Lorenz Bertheau
Quick Facts
Biography
Lorenz Bertheau (* 5. Januar 1886 in Hamburg; † 6. Januar 1968 in Bad Kösen) war ein evangelischer Pfarrer.
Leben
Bertheau wuchs als Sohn des lutherischen Pfarrers Carl Bertheau und Meta Louise Bertheau geb. Behn in Hamburg auf. Seine Familie hatte hugenottische Wurzeln. Ab 1905 studierte er Mathematik und Theologie in Halle und Tübingen. An beiden Studienorten wurde er im Wingolf aktiv. Zu seinen Kommilitonen und Bundesbrüdern gehörten u. a. Paul Tillich, Hermann Schafft und Wilhelm Lütgert (damals schon Extraordinarius). In Halle wurde er vor allem von Martin Kähler geprägt. Nach dem Studium wurde er Vikar in Frankfurt (Oder). Seine erste Pfarrstelle hatte er seit 1911 an der St.-Pauli-Kirche in Posen inne. Weitere Stationen als Pfarrer waren Schröttersdorf, Bromberg (unter Generalsuperintendent Paul Blau) und ab 1922 Wallstein. Nachdem er 1925 wegen seines deutschen Patriotismus aus Polen ausgewiesen wurde, arbeitete er kurze Zeit für die Berliner Missionsgesellschaft, bevor er noch im gleichen Jahr Pfarrer an der Lutherkirche in Bad Kösen wurde. Zu seinen Aufgaben gehörte hier unter anderem die geistliche Aufsicht der Landesschule Pforta.

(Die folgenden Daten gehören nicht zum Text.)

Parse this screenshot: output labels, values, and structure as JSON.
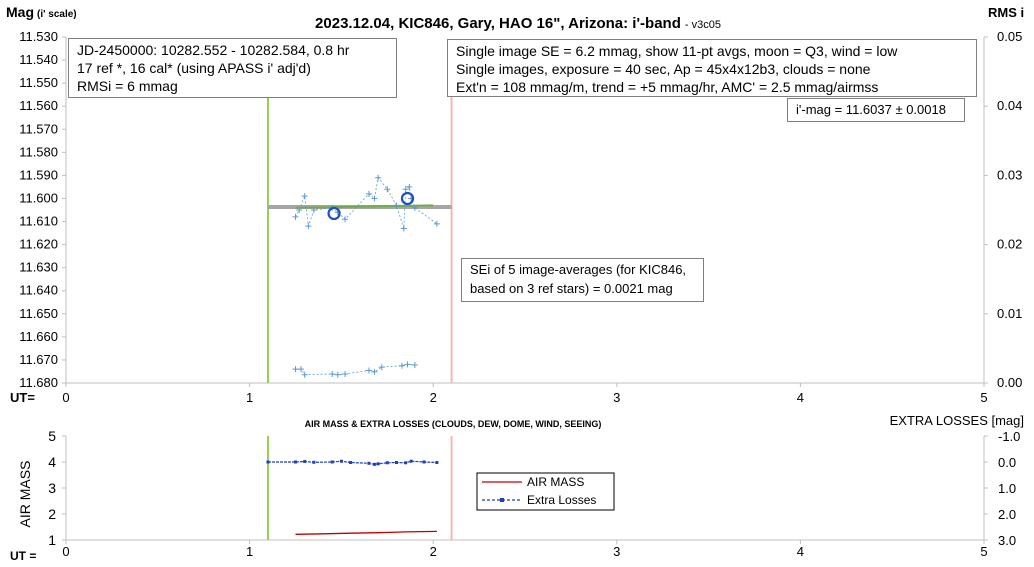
{
  "chart_data": [
    {
      "type": "scatter",
      "title": "2023.12.04, KIC846, Gary, HAO 16\", Arizona: i'-band",
      "version": "- v3c05",
      "ylabel_main": "Mag",
      "ylabel_sub": "(i' scale)",
      "y2label": "RMS i",
      "xlabel": "UT=",
      "xlim": [
        0,
        5
      ],
      "ylim": [
        11.68,
        11.53
      ],
      "y2lim": [
        0.0,
        0.05
      ],
      "xticks": [
        "0",
        "1",
        "2",
        "3",
        "4",
        "5"
      ],
      "yticks": [
        "11.530",
        "11.540",
        "11.550",
        "11.560",
        "11.570",
        "11.580",
        "11.590",
        "11.600",
        "11.610",
        "11.620",
        "11.630",
        "11.640",
        "11.650",
        "11.660",
        "11.670",
        "11.680"
      ],
      "y2ticks": [
        "0.05",
        "0.04",
        "0.03",
        "0.02",
        "0.01",
        "0.00"
      ],
      "vlines": [
        {
          "x": 1.1,
          "color": "#92d050"
        },
        {
          "x": 2.1,
          "color": "#f4b6b8"
        }
      ],
      "mean_mag": {
        "x": [
          1.1,
          2.1
        ],
        "y": 11.6037,
        "color": "#a6a6a6"
      },
      "trend": {
        "x": [
          1.25,
          2.0
        ],
        "y": [
          11.604,
          11.603
        ],
        "color": "#70ad47"
      },
      "series": [
        {
          "role": "target",
          "color": "#5b9bd5",
          "x": [
            1.25,
            1.27,
            1.3,
            1.32,
            1.35,
            1.45,
            1.48,
            1.52,
            1.65,
            1.68,
            1.7,
            1.75,
            1.8,
            1.84,
            1.85,
            1.87,
            1.88,
            1.9,
            2.02
          ],
          "y": [
            11.608,
            11.605,
            11.599,
            11.612,
            11.605,
            11.604,
            11.606,
            11.609,
            11.598,
            11.6,
            11.591,
            11.596,
            11.603,
            11.613,
            11.596,
            11.595,
            11.6,
            11.604,
            11.611
          ]
        },
        {
          "role": "averages",
          "color": "#1f4fbf",
          "x": [
            1.46,
            1.86
          ],
          "y": [
            11.6065,
            11.6
          ]
        },
        {
          "role": "rms",
          "color": "#5b9bd5",
          "x": [
            1.25,
            1.28,
            1.3,
            1.45,
            1.48,
            1.52,
            1.65,
            1.68,
            1.72,
            1.83,
            1.86,
            1.9
          ],
          "y": [
            0.002,
            0.002,
            0.0012,
            0.0013,
            0.0012,
            0.0013,
            0.0018,
            0.0016,
            0.0023,
            0.0025,
            0.0027,
            0.0026
          ]
        }
      ],
      "annotations": {
        "box1": [
          "JD-2450000: 10282.552 - 10282.584, 0.8  hr",
          "17 ref *, 16 cal* (using APASS i' adj'd)",
          "RMSi = 6 mmag"
        ],
        "box2": [
          "Single image SE = 6.2 mmag, show 11-pt avgs, moon = Q3, wind = low",
          "Single images, exposure = 40 sec, Ap = 45x4x12b3, clouds = none",
          "Ext'n = 108 mmag/m, trend = +5 mmag/hr, AMC' = 2.5 mmag/airmss"
        ],
        "imag": "i'-mag = 11.6037 ± 0.0018",
        "sei": [
          "SEi of 5 image-averages (for KIC846,",
          "based on 3 ref stars) = 0.0021 mag"
        ]
      }
    },
    {
      "type": "line",
      "title": "AIR MASS & EXTRA LOSSES (CLOUDS, DEW, DOME, WIND, SEEING)",
      "ylabel": "AIR MASS",
      "y2label": "EXTRA LOSSES [mag]",
      "xlabel": "UT =",
      "xlim": [
        0,
        5
      ],
      "ylim": [
        1,
        5
      ],
      "y2lim": [
        3.0,
        -1.0
      ],
      "xticks": [
        "0",
        "1",
        "2",
        "3",
        "4",
        "5"
      ],
      "yticks": [
        "5",
        "4",
        "3",
        "2",
        "1"
      ],
      "y2ticks": [
        "-1.0",
        "0.0",
        "1.0",
        "2.0",
        "3.0"
      ],
      "vlines": [
        {
          "x": 1.1,
          "color": "#92d050"
        },
        {
          "x": 2.1,
          "color": "#f4b6b8"
        }
      ],
      "series": [
        {
          "name": "AIR MASS",
          "color": "#c00000",
          "x": [
            1.25,
            1.4,
            1.55,
            1.7,
            1.85,
            2.02
          ],
          "y": [
            1.22,
            1.24,
            1.26,
            1.28,
            1.31,
            1.33
          ]
        },
        {
          "name": "Extra Losses",
          "color": "#1f3fbf",
          "x": [
            1.1,
            1.25,
            1.3,
            1.35,
            1.45,
            1.5,
            1.55,
            1.65,
            1.68,
            1.7,
            1.75,
            1.8,
            1.85,
            1.88,
            1.95,
            2.02
          ],
          "y": [
            0.0,
            0.0,
            -0.02,
            0.01,
            0.0,
            -0.03,
            0.02,
            0.05,
            0.09,
            0.07,
            0.03,
            0.02,
            0.03,
            -0.03,
            0.0,
            0.02
          ]
        }
      ],
      "legend": [
        "AIR MASS",
        "Extra Losses"
      ]
    }
  ]
}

Im Gegensatz zu den damals verbreiteten patriotischen Predigten stellte Bertheau Jesus Christus und dessen Heilswerk für die Menschen in den Mittelpunkt seiner Predigten. So lehnte er auch den Evangelischen Bund und dessen Verteidigung des „deutschen Protestantismus“ ab. Dadurch bekam die Gemeinde ein Alleinstellungsmerkmal im Kirchenkreis Naumburg. Von Beginn des Aufstiegs des Nationalsozialismus an kritisierte Bertheau diesen sachlich vom christlichen Welt- und Menschenbild her. Seit 1933 war er am Kirchenkampf beteiligt. Er gehörte er zum Pfarrernotbund und zur Bekennenden Kirche. 1934 wurde er Vorsitzender des Bezirksbruderrats von Naumburg. Am 16. März 1935 wurde er wegen staatsfeindlicher Haltung kurzzeitig in Schutzhaft genommen, weil er sich nicht vom Wort der Bekenntnissynode der Evangelischen Kirche der altpreußischen Union an die Gemeinden vom 4. / 5. März 1935 distanzierte, in dem es heißt: „Wer Blut, Rasse und Volkstum an die Stelle Gottes zum Schöpfer und Herrn der staatlichen Autorität macht, untergräbt den Staat.“ In Bad Kösen wirkte er, bis er 1962 in den Ruhestand ging und dort 1968 verstarb.
Sein Bruder Carl Bertheau III. war ebenfalls an leitender Stelle in der Bekennenden Kirche Hamburgs aktiv.
Schriften (Auswahl)
- Seelsorge in der Kleinstadt. In: Paul Blau (Hrsg.): Praktische Seelsorge in Einzelbildern aus ihrer Arbeit. Hamburg 1912.
Literatur
- Paul Tillich: Ein Lebenswerk in Dokumenten. Briefe, Tagebuch-Auszüge, Berichte, hg. von Renate Albrecht und Margot Hahl, Stuttgart/Frankfurt 1980, S. 32–46.
- Wolfgang Lehmann: Das allgemeine kirchenpolitische Umfeld um die Hochkirchliche Bewegung, in: Siebzig Jahre Hochkirchliche Bewegung (1918–1988). Hochkirchliche Arbeit Woher?–Wozu?–Wohin? (= Eine Heilige Kirche, Neue Folge Nr. 3), Bochum 1989, S. 335 f.